There treatment planning in brachytherapy remains largely manual, often with more than an hour of work even for simple cases without needles. Much of this time takes place while the patient is sedated or in discomfort. The quality of the plan can vary between centers and clinicians, exposing some patients to less effective treatments.

The first self-planning scripts remained external to the clinical software and required manually exporting and then reimporting DICOM files ( Digital Imaging and Communication in Medicine – the standard for digital files created during medical imaging examinations), a time-consuming step and a potential source of errors. The San Diego team wanted to eliminate this break by running the algorithm directly in the planning system used on a daily basis by radiotherapy teams.

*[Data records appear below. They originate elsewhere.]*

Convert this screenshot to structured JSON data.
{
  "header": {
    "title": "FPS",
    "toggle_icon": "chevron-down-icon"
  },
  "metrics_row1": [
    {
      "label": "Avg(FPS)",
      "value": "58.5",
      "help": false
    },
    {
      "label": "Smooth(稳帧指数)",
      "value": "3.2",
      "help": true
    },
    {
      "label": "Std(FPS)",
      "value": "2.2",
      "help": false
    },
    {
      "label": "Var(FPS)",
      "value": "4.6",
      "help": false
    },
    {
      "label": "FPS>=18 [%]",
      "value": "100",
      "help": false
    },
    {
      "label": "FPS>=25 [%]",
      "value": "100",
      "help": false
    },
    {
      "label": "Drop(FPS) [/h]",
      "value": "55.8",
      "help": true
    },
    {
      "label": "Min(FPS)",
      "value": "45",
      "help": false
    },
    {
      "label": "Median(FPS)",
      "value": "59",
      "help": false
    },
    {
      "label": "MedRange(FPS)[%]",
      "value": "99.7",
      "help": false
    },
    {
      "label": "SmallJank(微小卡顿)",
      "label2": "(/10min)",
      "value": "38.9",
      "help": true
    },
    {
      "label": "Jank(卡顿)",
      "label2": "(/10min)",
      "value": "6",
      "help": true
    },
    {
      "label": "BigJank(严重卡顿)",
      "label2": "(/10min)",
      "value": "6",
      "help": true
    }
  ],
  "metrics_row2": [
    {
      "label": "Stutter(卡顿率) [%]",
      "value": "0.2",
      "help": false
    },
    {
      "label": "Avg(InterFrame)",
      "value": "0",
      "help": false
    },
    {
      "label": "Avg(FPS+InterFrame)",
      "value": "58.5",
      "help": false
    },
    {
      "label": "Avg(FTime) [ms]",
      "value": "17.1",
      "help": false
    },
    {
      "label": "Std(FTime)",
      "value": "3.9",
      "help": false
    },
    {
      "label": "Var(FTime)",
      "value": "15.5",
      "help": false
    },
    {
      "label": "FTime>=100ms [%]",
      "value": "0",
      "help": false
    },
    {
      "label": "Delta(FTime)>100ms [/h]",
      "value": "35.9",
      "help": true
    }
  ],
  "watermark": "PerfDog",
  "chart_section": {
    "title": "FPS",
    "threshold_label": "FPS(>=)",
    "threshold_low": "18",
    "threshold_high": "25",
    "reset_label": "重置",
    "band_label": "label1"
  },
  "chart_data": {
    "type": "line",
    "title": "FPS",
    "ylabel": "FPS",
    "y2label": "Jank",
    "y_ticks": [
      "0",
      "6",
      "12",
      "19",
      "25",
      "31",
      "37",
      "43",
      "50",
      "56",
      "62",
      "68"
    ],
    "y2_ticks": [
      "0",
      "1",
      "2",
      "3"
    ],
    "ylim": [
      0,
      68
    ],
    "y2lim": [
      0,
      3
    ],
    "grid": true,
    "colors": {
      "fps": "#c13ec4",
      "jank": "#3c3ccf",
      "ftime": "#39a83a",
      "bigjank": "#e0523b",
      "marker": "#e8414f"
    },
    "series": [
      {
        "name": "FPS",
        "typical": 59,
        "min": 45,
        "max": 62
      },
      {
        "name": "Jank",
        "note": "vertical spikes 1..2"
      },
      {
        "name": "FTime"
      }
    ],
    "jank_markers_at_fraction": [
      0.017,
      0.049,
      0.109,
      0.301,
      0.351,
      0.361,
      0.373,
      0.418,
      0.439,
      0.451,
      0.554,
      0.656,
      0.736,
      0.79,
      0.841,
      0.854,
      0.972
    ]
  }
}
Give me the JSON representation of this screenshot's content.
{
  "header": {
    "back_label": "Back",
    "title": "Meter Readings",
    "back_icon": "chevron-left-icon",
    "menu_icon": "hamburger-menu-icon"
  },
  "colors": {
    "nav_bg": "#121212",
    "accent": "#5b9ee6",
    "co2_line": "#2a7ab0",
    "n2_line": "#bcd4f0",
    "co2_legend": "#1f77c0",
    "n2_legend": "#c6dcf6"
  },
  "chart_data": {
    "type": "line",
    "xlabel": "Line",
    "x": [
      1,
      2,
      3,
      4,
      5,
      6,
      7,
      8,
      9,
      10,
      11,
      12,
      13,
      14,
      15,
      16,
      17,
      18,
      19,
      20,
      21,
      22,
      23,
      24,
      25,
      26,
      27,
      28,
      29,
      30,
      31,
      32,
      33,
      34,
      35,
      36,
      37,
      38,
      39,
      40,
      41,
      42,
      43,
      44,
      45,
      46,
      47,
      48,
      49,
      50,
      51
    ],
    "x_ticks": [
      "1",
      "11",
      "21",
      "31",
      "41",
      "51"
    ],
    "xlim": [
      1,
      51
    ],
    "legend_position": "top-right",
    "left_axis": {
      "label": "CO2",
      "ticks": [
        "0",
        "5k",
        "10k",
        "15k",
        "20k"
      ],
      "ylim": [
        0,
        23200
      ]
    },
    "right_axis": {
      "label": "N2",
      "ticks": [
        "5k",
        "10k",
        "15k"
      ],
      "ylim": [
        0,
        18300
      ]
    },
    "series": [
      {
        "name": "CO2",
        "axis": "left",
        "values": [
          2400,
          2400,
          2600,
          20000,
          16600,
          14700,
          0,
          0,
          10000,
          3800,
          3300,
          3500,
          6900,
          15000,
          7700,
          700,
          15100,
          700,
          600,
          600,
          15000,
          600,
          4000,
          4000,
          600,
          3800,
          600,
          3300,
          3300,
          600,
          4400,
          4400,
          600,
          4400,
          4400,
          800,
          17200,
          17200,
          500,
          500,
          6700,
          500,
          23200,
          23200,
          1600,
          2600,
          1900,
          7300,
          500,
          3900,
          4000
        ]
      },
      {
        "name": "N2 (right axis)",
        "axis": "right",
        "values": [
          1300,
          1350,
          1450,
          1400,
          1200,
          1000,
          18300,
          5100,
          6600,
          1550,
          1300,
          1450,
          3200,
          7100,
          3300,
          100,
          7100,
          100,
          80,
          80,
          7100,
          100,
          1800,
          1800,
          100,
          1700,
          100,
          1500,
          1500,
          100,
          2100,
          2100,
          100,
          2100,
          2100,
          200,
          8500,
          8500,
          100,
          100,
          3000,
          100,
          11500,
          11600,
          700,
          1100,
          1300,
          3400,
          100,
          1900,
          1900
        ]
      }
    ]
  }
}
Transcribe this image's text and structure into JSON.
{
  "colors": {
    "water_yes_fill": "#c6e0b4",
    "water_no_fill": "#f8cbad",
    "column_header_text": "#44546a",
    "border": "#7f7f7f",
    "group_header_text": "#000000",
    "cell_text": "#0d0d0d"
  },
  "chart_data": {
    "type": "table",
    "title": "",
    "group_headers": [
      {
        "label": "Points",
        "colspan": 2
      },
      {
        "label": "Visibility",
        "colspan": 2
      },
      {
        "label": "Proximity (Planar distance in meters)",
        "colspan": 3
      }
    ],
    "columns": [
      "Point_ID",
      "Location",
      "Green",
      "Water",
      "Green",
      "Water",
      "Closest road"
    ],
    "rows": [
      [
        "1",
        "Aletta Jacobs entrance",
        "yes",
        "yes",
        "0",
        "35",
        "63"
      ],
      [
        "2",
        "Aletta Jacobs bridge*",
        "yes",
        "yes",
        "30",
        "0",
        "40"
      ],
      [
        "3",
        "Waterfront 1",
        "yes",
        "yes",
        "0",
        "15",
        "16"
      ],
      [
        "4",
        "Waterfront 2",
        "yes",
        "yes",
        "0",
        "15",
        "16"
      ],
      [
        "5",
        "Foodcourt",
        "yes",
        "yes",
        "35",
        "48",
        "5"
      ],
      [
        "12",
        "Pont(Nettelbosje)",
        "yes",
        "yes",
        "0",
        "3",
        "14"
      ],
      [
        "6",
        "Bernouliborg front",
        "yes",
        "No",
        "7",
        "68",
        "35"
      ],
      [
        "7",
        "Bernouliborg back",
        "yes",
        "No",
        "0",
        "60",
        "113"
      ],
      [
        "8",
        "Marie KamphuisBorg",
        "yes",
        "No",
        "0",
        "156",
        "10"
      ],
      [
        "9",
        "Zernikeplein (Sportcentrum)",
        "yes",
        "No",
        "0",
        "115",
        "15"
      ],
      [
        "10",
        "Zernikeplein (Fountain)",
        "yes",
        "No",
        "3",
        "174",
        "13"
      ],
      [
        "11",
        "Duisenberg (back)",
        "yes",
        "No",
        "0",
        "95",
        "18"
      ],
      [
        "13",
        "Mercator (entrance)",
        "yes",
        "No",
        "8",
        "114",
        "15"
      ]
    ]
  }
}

An AI tool allows treatment plans to be established in less than 4 minutes

Lance Moore sums it up: “The new tool uses AI to automate and accelerate treatment planning and, with one click, the system analyzes a patient’s medical images and creates a high-quality personalized plan in less than four minutes – potentially reducing both patient discomfort and the risk of human error“, explained the researcher from the Department of Radiation Medicine and Applied Sciences at UC San Diego.

This new technology combines advanced deep learning with optimized data processing. Tested on hundreds of patient files, it allowed researchers to note that the treatment plans developed by the tool were of equivalent quality to those established by experienced doctors, but much faster. In detail, the difference between the dose calculated by the AI ​​and that of the clinical plans was 3.8%, with 10.3 seconds difference in the source times, for an execution time of approximately 3.5 minutes.

The authors judge the quality obtained to be similar to that of expert plans. “This approach could help standardize care, particularly in clinics with fewer resources or less specialized staff, and could allow for more focus on improving the quality of the plan rather than rushing to complete” said Lance Moore.

What are the benefits for patients?

By reducing planning to minutes, this tool can limit time spent under anesthesia, reduce the risk of human error and help under-resourced centers. It should be able to be adapted to other cancers, such as breast or prostate cancer.